Lately Mr. Baldessari has been making it very difficult for others to get away with things. The last time he was in the news, just a few months ago, was when he became the first artist to resign from the board of the Museum of Contemporary Art, Los Angeles, after the museum parted ways with its longtime chief curator, Paul Schimmel. It is perhaps a testament to Mr. Baldessari’s influence that the three other artist board members—Barbara Kruger, Catherine Opie and Ed Ruscha—swiftly followed suit. Much of that influence comes from the quarter century he has spent, off and on, as a professor at CalArts and UCLA, two of the most celebrated MFA programs in the country, where, up until his retirement four years ago, he taught artists like Cindy Sherman, Meg Cranston, David Salle, Tony Oursler and the late Mike Kelley. A recent graduate at UCLA was Dawn Kasper, one of the stars of the most recent Whitney Biennial. Assignments in his Post-Studio class at CalArts—recently the subject of an exhibition at San Francisco’s Wattis Institute, and documented in the book Draw It with Your Eyes Closed: The Art of the Art Assignment—included “imitate Baldessari in actions and speech. Video,” “Put new canvas over old painting” and “Develop a visual code. Give it to another student to crack.”
An admired educator of younger artists—though he tends to shrug this off by saying things like, “One thing I want to make clear is, I only taught to make money and there wasn’t anything noble about it”—he is, in his own most recent work, a borrower from older ones. The pieces in “Double Play” all have as their jumping-off points tiny details taken from classic paintings. Mr. Baldessari would prefer not to tell his viewers where, precisely, they come from. Suffice it to say that Chardin, Courbet and Manet make appearances. He crops these details, enlarges them, and prints them directly onto canvas, then touches up the final product with paint.
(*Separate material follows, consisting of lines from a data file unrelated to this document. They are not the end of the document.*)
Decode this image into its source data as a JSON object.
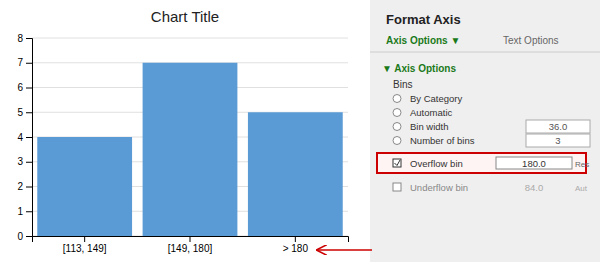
{
  "chart_data": {
    "type": "bar",
    "title": "Chart Title",
    "categories": [
      "[113, 149]",
      "[149, 180]",
      "> 180"
    ],
    "values": [
      4,
      7,
      5
    ],
    "color": "#5B9BD5",
    "ylim": [
      0,
      8
    ],
    "yticks": [
      0,
      1,
      2,
      3,
      4,
      5,
      6,
      7,
      8
    ],
    "grid": true,
    "annotations": [
      "Format Axis",
      "Axis Options  ▼",
      "Text Options",
      "▼ Axis Options",
      "Bins",
      "By Category",
      "Automatic",
      "Bin width",
      "Number of bins",
      "36.0",
      "3",
      "Overflow bin",
      "180.0",
      "Res",
      "Underflow bin",
      "84.0",
      "Aut"
    ]
  }
}
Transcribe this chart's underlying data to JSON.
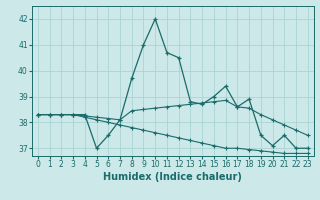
{
  "xlabel": "Humidex (Indice chaleur)",
  "ylabel": "",
  "bg_color": "#cce8e8",
  "line_color": "#1a6b6b",
  "grid_color": "#aad4d4",
  "x": [
    0,
    1,
    2,
    3,
    4,
    5,
    6,
    7,
    8,
    9,
    10,
    11,
    12,
    13,
    14,
    15,
    16,
    17,
    18,
    19,
    20,
    21,
    22,
    23
  ],
  "line1": [
    38.3,
    38.3,
    38.3,
    38.3,
    38.3,
    37.0,
    37.5,
    38.1,
    39.7,
    41.0,
    42.0,
    40.7,
    40.5,
    38.8,
    38.7,
    39.0,
    39.4,
    38.6,
    38.9,
    37.5,
    37.1,
    37.5,
    37.0,
    37.0
  ],
  "line2": [
    38.3,
    38.3,
    38.3,
    38.3,
    38.25,
    38.2,
    38.15,
    38.1,
    38.45,
    38.5,
    38.55,
    38.6,
    38.65,
    38.7,
    38.75,
    38.8,
    38.85,
    38.6,
    38.55,
    38.3,
    38.1,
    37.9,
    37.7,
    37.5
  ],
  "line3": [
    38.3,
    38.3,
    38.3,
    38.3,
    38.2,
    38.1,
    38.0,
    37.9,
    37.8,
    37.7,
    37.6,
    37.5,
    37.4,
    37.3,
    37.2,
    37.1,
    37.0,
    37.0,
    36.95,
    36.9,
    36.85,
    36.8,
    36.8,
    36.8
  ],
  "ylim": [
    36.7,
    42.5
  ],
  "yticks": [
    37,
    38,
    39,
    40,
    41,
    42
  ],
  "xticks": [
    0,
    1,
    2,
    3,
    4,
    5,
    6,
    7,
    8,
    9,
    10,
    11,
    12,
    13,
    14,
    15,
    16,
    17,
    18,
    19,
    20,
    21,
    22,
    23
  ],
  "tick_fontsize": 5.5,
  "label_fontsize": 7.0
}
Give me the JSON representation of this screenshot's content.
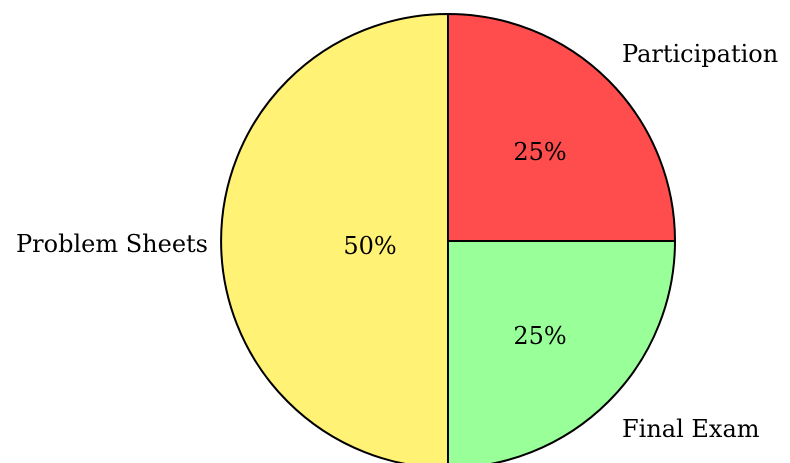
{
  "chart_data": {
    "type": "pie",
    "title": "",
    "slices": [
      {
        "label": "Participation",
        "value": 25,
        "value_label": "25%",
        "color": "#ff4d4d"
      },
      {
        "label": "Final Exam",
        "value": 25,
        "value_label": "25%",
        "color": "#99ff99"
      },
      {
        "label": "Problem Sheets",
        "value": 50,
        "value_label": "50%",
        "color": "#fff275"
      }
    ],
    "start_angle_deg": 90,
    "direction": "clockwise",
    "legend": "none",
    "labels": "outside-category, inside-percent"
  }
}
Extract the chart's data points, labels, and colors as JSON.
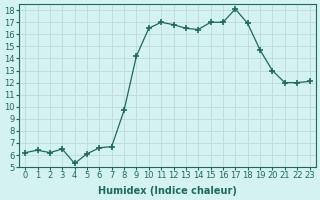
{
  "x": [
    0,
    1,
    2,
    3,
    4,
    5,
    6,
    7,
    8,
    9,
    10,
    11,
    12,
    13,
    14,
    15,
    16,
    17,
    18,
    19,
    20,
    21,
    22,
    23
  ],
  "y": [
    6.2,
    6.4,
    6.2,
    6.5,
    5.3,
    6.1,
    6.6,
    6.7,
    9.7,
    14.2,
    16.5,
    17.0,
    16.8,
    16.5,
    16.4,
    17.0,
    17.0,
    18.1,
    16.9,
    14.7,
    13.0,
    12.0,
    12.0,
    12.1
  ],
  "line_color": "#1a6b5e",
  "marker": "+",
  "marker_size": 4,
  "bg_color": "#d4f2f0",
  "grid_color": "#b8d8d4",
  "xlabel": "Humidex (Indice chaleur)",
  "xlim": [
    -0.5,
    23.5
  ],
  "ylim": [
    5,
    18.5
  ],
  "yticks": [
    5,
    6,
    7,
    8,
    9,
    10,
    11,
    12,
    13,
    14,
    15,
    16,
    17,
    18
  ],
  "xticks": [
    0,
    1,
    2,
    3,
    4,
    5,
    6,
    7,
    8,
    9,
    10,
    11,
    12,
    13,
    14,
    15,
    16,
    17,
    18,
    19,
    20,
    21,
    22,
    23
  ],
  "xtick_labels": [
    "0",
    "1",
    "2",
    "3",
    "4",
    "5",
    "6",
    "7",
    "8",
    "9",
    "10",
    "11",
    "12",
    "13",
    "14",
    "15",
    "16",
    "17",
    "18",
    "19",
    "20",
    "21",
    "22",
    "23"
  ],
  "font_size": 6,
  "axis_color": "#1a6b5e",
  "xlabel_fontsize": 7,
  "xlabel_bold": true
}
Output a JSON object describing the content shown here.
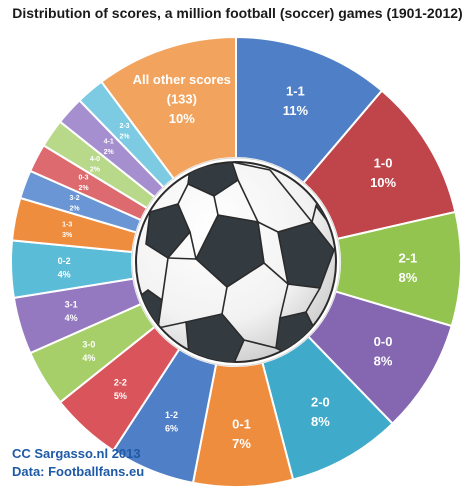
{
  "chart_data": {
    "type": "pie",
    "variant": "donut",
    "title": "Distribution of scores, a million football (soccer) games (1901-2012)",
    "slices": [
      {
        "label": "1-1",
        "value": 11,
        "pct_label": "11%",
        "color": "#4f7fc6"
      },
      {
        "label": "1-0",
        "value": 10,
        "pct_label": "10%",
        "color": "#c0454b"
      },
      {
        "label": "2-1",
        "value": 8,
        "pct_label": "8%",
        "color": "#92c44f"
      },
      {
        "label": "0-0",
        "value": 8,
        "pct_label": "8%",
        "color": "#8466b1"
      },
      {
        "label": "2-0",
        "value": 8,
        "pct_label": "8%",
        "color": "#3faac9"
      },
      {
        "label": "0-1",
        "value": 7,
        "pct_label": "7%",
        "color": "#ef8d3f"
      },
      {
        "label": "1-2",
        "value": 6,
        "pct_label": "6%",
        "color": "#4f7fc6"
      },
      {
        "label": "2-2",
        "value": 5,
        "pct_label": "5%",
        "color": "#d9555b"
      },
      {
        "label": "3-0",
        "value": 4,
        "pct_label": "4%",
        "color": "#a6cf6a"
      },
      {
        "label": "3-1",
        "value": 4,
        "pct_label": "4%",
        "color": "#9478c0"
      },
      {
        "label": "0-2",
        "value": 4,
        "pct_label": "4%",
        "color": "#5bbcd8"
      },
      {
        "label": "1-3",
        "value": 3,
        "pct_label": "3%",
        "color": "#ef8d3f"
      },
      {
        "label": "3-2",
        "value": 2,
        "pct_label": "2%",
        "color": "#6a96d6"
      },
      {
        "label": "0-3",
        "value": 2,
        "pct_label": "2%",
        "color": "#dc6a6e"
      },
      {
        "label": "4-0",
        "value": 2,
        "pct_label": "2%",
        "color": "#b9d98a"
      },
      {
        "label": "4-1",
        "value": 2,
        "pct_label": "2%",
        "color": "#a68fcf"
      },
      {
        "label": "2-3",
        "value": 2,
        "pct_label": "2%",
        "color": "#7ccbe3"
      },
      {
        "label": "All other scores",
        "sublabel": "(133)",
        "value": 10,
        "pct_label": "10%",
        "color": "#f2a45e"
      }
    ]
  },
  "credits": {
    "line1": "CC Sargasso.nl 2013",
    "line2": "Data: Footballfans.eu"
  }
}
That’s where the high-art part ends. The titles of the pieces, which are written on the canvas in block letters, come from popular songs. One of them is called Animal Crackers in My Soup, a Shirley Temple ditty. All of this gels with the two-step Mr. Baldessari has long danced between the most rigorous forms of conceptual art—like having found text applied to canvases by sign painters in works such as What Is Painting? (1966-68)—and imagery from pop culture—like the black-and-white B-movie stills in Heel (1986). “I always think of art as a conversation,” he said in the gallery. He has no truck with “epater la bourgeoisie,” the avant-garde’s calling card since the 19th century. “I don’t have that idea of the fucking bourgeoisie—that I don’t care about them. I do care. But I don’t want to make it easy, either.”